Blank Check was filmed in Austin, San Antonio, and Dallas. The castle house that Preston buys was filmed at the Pemberton Castle (Fisher Gideon House) at 1415 Wooldridge Drive in Austin, a Texas Historical Landmark, which is now owned by filmmaker Robert Rodriguez. The theme park in the beginning of the movie was Six Flags Fiesta Texas; several of the park's attractions, including The Rattler and Power Surge, were filmed in this movie.

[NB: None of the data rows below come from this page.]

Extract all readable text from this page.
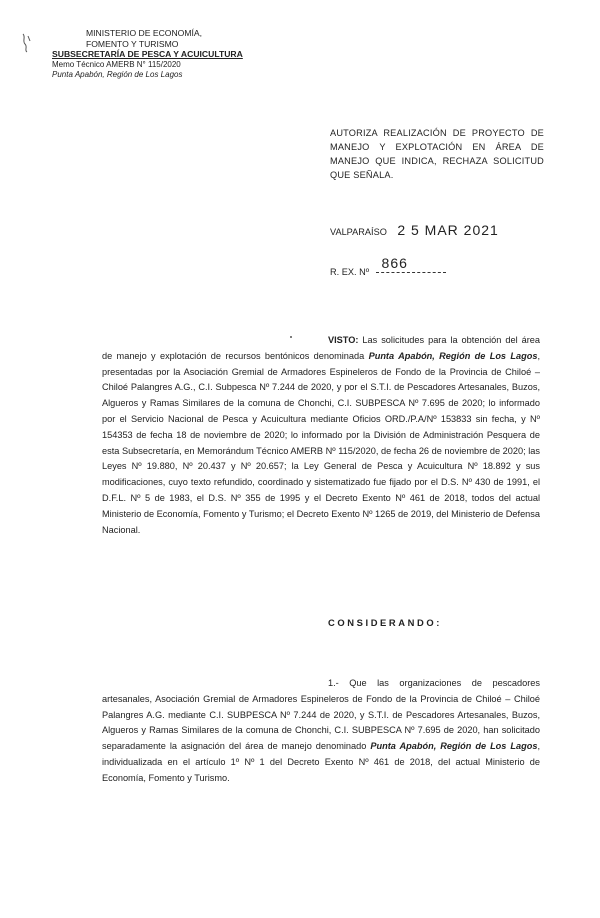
MINISTERIO DE ECONOMÍA,
FOMENTO Y TURISMO
SUBSECRETARÍA DE PESCA Y ACUICULTURA
Memo Técnico AMERB N° 115/2020
Punta Apabón, Región de Los Lagos
AUTORIZA REALIZACIÓN DE PROYECTO DE MANEJO Y EXPLOTACIÓN EN ÁREA DE MANEJO QUE INDICA, RECHAZA SOLICITUD QUE SEÑALA.
VALPARAÍSO 2 5 MAR 2021
R. EX. Nº 866
VISTO: Las solicitudes para la obtención del área de manejo y explotación de recursos bentónicos denominada Punta Apabón, Región de Los Lagos, presentadas por la Asociación Gremial de Armadores Espineleros de Fondo de la Provincia de Chiloé – Chiloé Palangres A.G., C.I. Subpesca Nº 7.244 de 2020, y por el S.T.I. de Pescadores Artesanales, Buzos, Algueros y Ramas Similares de la comuna de Chonchi, C.I. SUBPESCA Nº 7.695 de 2020; lo informado por el Servicio Nacional de Pesca y Acuicultura mediante Oficios ORD./P.A/Nº 153833 sin fecha, y Nº 154353 de fecha 18 de noviembre de 2020; lo informado por la División de Administración Pesquera de esta Subsecretaría, en Memorándum Técnico AMERB Nº 115/2020, de fecha 26 de noviembre de 2020; las Leyes Nº 19.880, Nº 20.437 y Nº 20.657; la Ley General de Pesca y Acuicultura Nº 18.892 y sus modificaciones, cuyo texto refundido, coordinado y sistematizado fue fijado por el D.S. Nº 430 de 1991, el D.F.L. Nº 5 de 1983, el D.S. Nº 355 de 1995 y el Decreto Exento Nº 461 de 2018, todos del actual Ministerio de Economía, Fomento y Turismo; el Decreto Exento Nº 1265 de 2019, del Ministerio de Defensa Nacional.
CONSIDERANDO:
1.- Que las organizaciones de pescadores artesanales, Asociación Gremial de Armadores Espineleros de Fondo de la Provincia de Chiloé – Chiloé Palangres A.G. mediante C.I. SUBPESCA Nº 7.244 de 2020, y S.T.I. de Pescadores Artesanales, Buzos, Algueros y Ramas Similares de la comuna de Chonchi, C.I. SUBPESCA Nº 7.695 de 2020, han solicitado separadamente la asignación del área de manejo denominado Punta Apabón, Región de Los Lagos, individualizada en el artículo 1º Nº 1 del Decreto Exento Nº 461 de 2018, del actual Ministerio de Economía, Fomento y Turismo.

The bank featured in the movie is in the historic Alamo National Bank Building. The bank lobby was featured and it has a 23-story office tower above it. The building opened in 1929, and today houses the Drury Plaza Hotel.

== Reception ==
=== Box office ===
Blank Check debuted at number 3 at the US box office behind Ace Ventura: Pet Detective and The Getaway with $5.4 million in its opening weekend. The film grossed $30.8 million in the United States and Canada.

=== Critical reception ===
 Metacritic, which uses a weighted average, assigned the a score of 42 out of 100, based on 9 critics, indicating "mixed or average" reviews. Audiences polled by CinemaScore gave the film an average grade of "A−" on an A+ to F scale.

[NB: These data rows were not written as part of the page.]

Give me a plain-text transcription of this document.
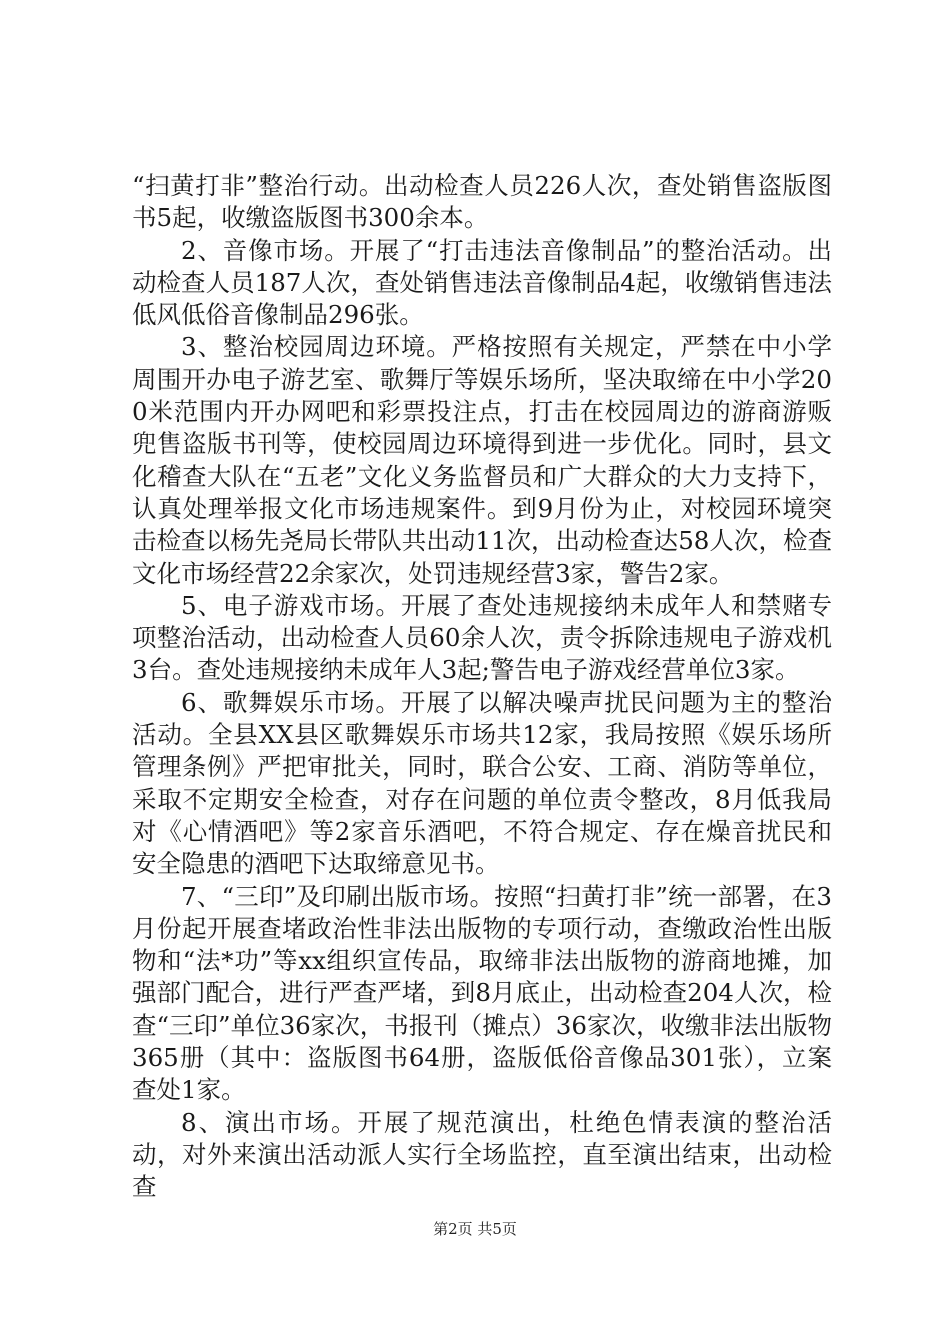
“扫黄打非”整治行动。出动检查人员226人次，查处销售盗版图书5起，收缴盗版图书300余本。

2、音像市场。开展了“打击违法音像制品”的整治活动。出动检查人员187人次，查处销售违法音像制品4起，收缴销售违法低风低俗音像制品296张。

3、整治校园周边环境。严格按照有关规定，严禁在中小学周围开办电子游艺室、歌舞厅等娱乐场所，坚决取缔在中小学200米范围内开办网吧和彩票投注点，打击在校园周边的游商游贩兜售盗版书刊等，使校园周边环境得到进一步优化。同时，县文化稽查大队在“五老”文化义务监督员和广大群众的大力支持下，认真处理举报文化市场违规案件。到9月份为止，对校园环境突击检查以杨先尧局长带队共出动11次，出动检查达58人次，检查文化市场经营22余家次，处罚违规经营3家，警告2家。

5、电子游戏市场。开展了查处违规接纳未成年人和禁赌专项整治活动，出动检查人员60余人次，责令拆除违规电子游戏机3台。查处违规接纳未成年人3起;警告电子游戏经营单位3家。

6、歌舞娱乐市场。开展了以解决噪声扰民问题为主的整治活动。全县XX县区歌舞娱乐市场共12家，我局按照《娱乐场所管理条例》严把审批关，同时，联合公安、工商、消防等单位，采取不定期安全检查，对存在问题的单位责令整改，8月低我局对《心情酒吧》等2家音乐酒吧，不符合规定、存在燥音扰民和安全隐患的酒吧下达取缔意见书。

7、“三印”及印刷出版市场。按照“扫黄打非”统一部署，在3月份起开展查堵政治性非法出版物的专项行动，查缴政治性出版物和“法*功”等xx组织宣传品，取缔非法出版物的游商地摊，加强部门配合，进行严查严堵，到8月底止，出动检查204人次，检查“三印”单位36家次，书报刊（摊点）36家次，收缴非法出版物365册（其中：盗版图书64册，盗版低俗音像品301张），立案查处1家。

8、演出市场。开展了规范演出，杜绝色情表演的整治活动，对外来演出活动派人实行全场监控，直至演出结束，出动检查

第2页 共5页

Peter Rainer of the Los Angeles Times stated that what was "missing from this film is any trace of the joy in simple pleasures. Preston isn't a very imaginative child; he's a goodies gatherer." Janet Maslin of The New York Times said that it "looks like the best bet for family audiences in a season short on kiddie oriented entertainment. And it's a movie that no parents in their right minds should let children see."

The Chicago Tribune stated that "[w]ith its contrived plot, its MTV-inspired montages and its blatant shilling for products, it is film as hard sell, and it comes with a decidedly suspect warranty. Its mercantile instincts are so primary it looks like an infomercial."

==== Kissing controversy ====
The appropriateness of a scene depicting a kiss between Preston and Shay near the end of the film has been called into question, particularly with Shay's job as an agent with the FBI. Brian Bonsall was 11 years old at the time of filming, while Karen Duffy was 31.

In January 2017, Blank Check was made available on Netflix in the United States, which led many critics to review the film anew. Observers Dana Schwartz claimed the kissing scene left her feeling "totally grossed out", while Kylie Queen from WJBQ described the act as "borderline pedophilia". Writing for PinkNews, Lily Wakefield criticized the Disney+ streaming service for not featuring the Love, Simon spinoff series Love, Victor, deeming it to be "too adult", but making Blank Check available to view with the kissing scene still intact.